When people think about governance they often think of corporate governance, the framework of rules, practices, and processes that are used to direct and manage the company. Traditionally, many of these decisions are seen to be made by managers in a management hierarchy but many others throughout an organization often make or at least contribute to governance decisions as well, regardless whether they are aware of it, or not. Governance happens not only on an organizational level, but within teams and even on an individual level as well.
Most organizations and teams today benefit from developing capacity for collective sense-making and harnessing a diversity of perspectives to effectively make and evolve the decisions necessary to navigate in a complex world.
Since there are so many decisions to make for an organization to run effectively, S3 seeks to enable productivity by freeing people up to do and decide as much as possible for themselves, while ensuring coherence in collaboration for a successful and effective organization.
Greater autonomy of individuals and teams necessitates clear agreements (i.e. guidelines and constraints) that enable smooth collaboration between those teams and individuals, and that support achievement of both long-term and short-term objectives.

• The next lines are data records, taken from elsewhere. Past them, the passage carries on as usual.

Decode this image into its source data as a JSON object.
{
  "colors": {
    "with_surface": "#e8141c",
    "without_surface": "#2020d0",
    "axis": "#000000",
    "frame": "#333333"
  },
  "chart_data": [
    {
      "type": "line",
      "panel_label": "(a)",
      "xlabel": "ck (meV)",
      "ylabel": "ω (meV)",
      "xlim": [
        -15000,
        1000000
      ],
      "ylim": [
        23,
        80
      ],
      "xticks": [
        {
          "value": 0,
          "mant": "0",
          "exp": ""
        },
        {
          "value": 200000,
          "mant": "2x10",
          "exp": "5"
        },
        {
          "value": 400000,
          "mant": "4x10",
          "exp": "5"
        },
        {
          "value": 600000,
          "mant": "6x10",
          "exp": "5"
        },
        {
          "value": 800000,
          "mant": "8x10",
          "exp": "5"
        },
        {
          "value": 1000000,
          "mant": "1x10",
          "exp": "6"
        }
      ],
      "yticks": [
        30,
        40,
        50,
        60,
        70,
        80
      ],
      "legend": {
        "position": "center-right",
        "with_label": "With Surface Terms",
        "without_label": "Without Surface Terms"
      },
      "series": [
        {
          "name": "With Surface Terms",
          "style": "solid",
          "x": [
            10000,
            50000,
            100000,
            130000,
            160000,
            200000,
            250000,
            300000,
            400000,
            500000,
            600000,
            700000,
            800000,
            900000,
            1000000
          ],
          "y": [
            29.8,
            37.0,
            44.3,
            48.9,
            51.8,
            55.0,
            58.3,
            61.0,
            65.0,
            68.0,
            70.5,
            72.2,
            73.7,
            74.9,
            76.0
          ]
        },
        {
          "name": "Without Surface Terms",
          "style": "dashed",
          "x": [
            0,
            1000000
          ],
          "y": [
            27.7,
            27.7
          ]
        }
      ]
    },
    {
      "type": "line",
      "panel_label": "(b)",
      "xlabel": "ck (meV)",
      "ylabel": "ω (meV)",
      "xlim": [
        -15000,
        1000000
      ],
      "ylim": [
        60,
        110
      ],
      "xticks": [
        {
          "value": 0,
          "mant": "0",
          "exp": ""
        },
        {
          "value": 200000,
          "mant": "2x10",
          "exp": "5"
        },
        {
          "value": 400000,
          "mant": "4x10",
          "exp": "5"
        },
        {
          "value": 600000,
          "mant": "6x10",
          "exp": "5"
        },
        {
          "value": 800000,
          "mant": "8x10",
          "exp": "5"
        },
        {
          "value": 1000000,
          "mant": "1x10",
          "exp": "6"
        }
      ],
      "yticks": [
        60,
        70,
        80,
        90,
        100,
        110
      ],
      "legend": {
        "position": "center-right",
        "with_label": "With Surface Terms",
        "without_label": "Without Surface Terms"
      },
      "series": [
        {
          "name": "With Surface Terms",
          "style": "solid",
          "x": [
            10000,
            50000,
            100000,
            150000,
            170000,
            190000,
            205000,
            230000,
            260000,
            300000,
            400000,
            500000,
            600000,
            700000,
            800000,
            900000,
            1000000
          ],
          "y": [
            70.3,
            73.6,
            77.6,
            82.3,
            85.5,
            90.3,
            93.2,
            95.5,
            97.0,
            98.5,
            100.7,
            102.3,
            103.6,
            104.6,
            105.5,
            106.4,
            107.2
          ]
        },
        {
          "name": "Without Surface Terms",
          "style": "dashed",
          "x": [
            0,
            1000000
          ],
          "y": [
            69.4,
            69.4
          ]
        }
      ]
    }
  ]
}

Regular iterative reviews and incremental evolution of agreements ensure they become, and remain fit for purpose over time.
While a decision of short-term consequence can easily be amended on the spot, making more consequential agreements that constrain people’s behavior and activity, often benefits from a more participatory and deliberate decision-making process. These agreements include but are not limited to matters such as: strategy, priorities, distribution of responsibilities and power to influence, work processes, and many decisions about products and services.
Such agreements need to be documented, both to remember them and to support effective review, and to be communicated to people affected (who are ideally also involved in the creation and evolution of those agreements).
Therefore it’s valuable to distinguish between two categories of activities in an organization, one of which we refer to as governance, and the other as operations:
Governance in an organization (or a domain within it) is the process of setting objectives and making and evolving decisions that guide people towards achieving those objectives.
Operations is doing the work and organizing day-to-day activities within the constraints defined through governance.
For each domain in an organization there is a governing body: people with a mandate to make and evolve agreements which govern how the people doing the work in that domain create value.
There are many ways to distribute work and governance. Sometimes the governing body is a single person, e.g. in the case of a manager who leads others. Other times a group of people govern themselves and all members share responsibility for governance within the constraints of their domain.
Governance decisions set constraints on activity and guide future decisions.They relate to matters like:
- Work processes
- Policies and procedures about how people work together
- Organizational structure:
- Distributing responsibilities and power to influence by designing domains and selecting people to account for them
- Accounting for dependencies between teams
- Distribution of resources
- Strategy (for the whole organization, for a team, product or role),
- Priorities and objectives
- Consequential decisions about products, services, tools, technology, security etc.
Depending on the context, a team might make governance decisions:
- in dedicated governance meetings that are scheduled on a regular basis
- on the fly, during the working day
- in a one-off meeting to deal with a specific topic
- in other types of meetings such as product meetings, planning meetings or retrospectives, etc.
Wherever and whenever you make governance decisions, one thing worth considering is documenting them somehow. This way you’ll be able to remember what was agreed, so will others, and you’ll have something to come back to when it’s time to review.
Self-Governance: People governing themselves within the constraints of a domain.
Semi-Autonomy: The autonomy of people to decide for themselves how to create value, limited by the constraints of their domain, and by objections brought by the delegator, representatives, or others.
Self-Organization: Any activity or process through which people organize work. Self-organization happens within the constraints of a domain, but without the direct influence of external agents. In any organization or team, self-organization co-exists with external influence (e.g. external objections or governance decisions that affect the domain).
Depending on the constraints set by the delegator, teams have more or less license to conduct governance and decide how they organize their operations, and are therefore more or less self-governing and self-organizing.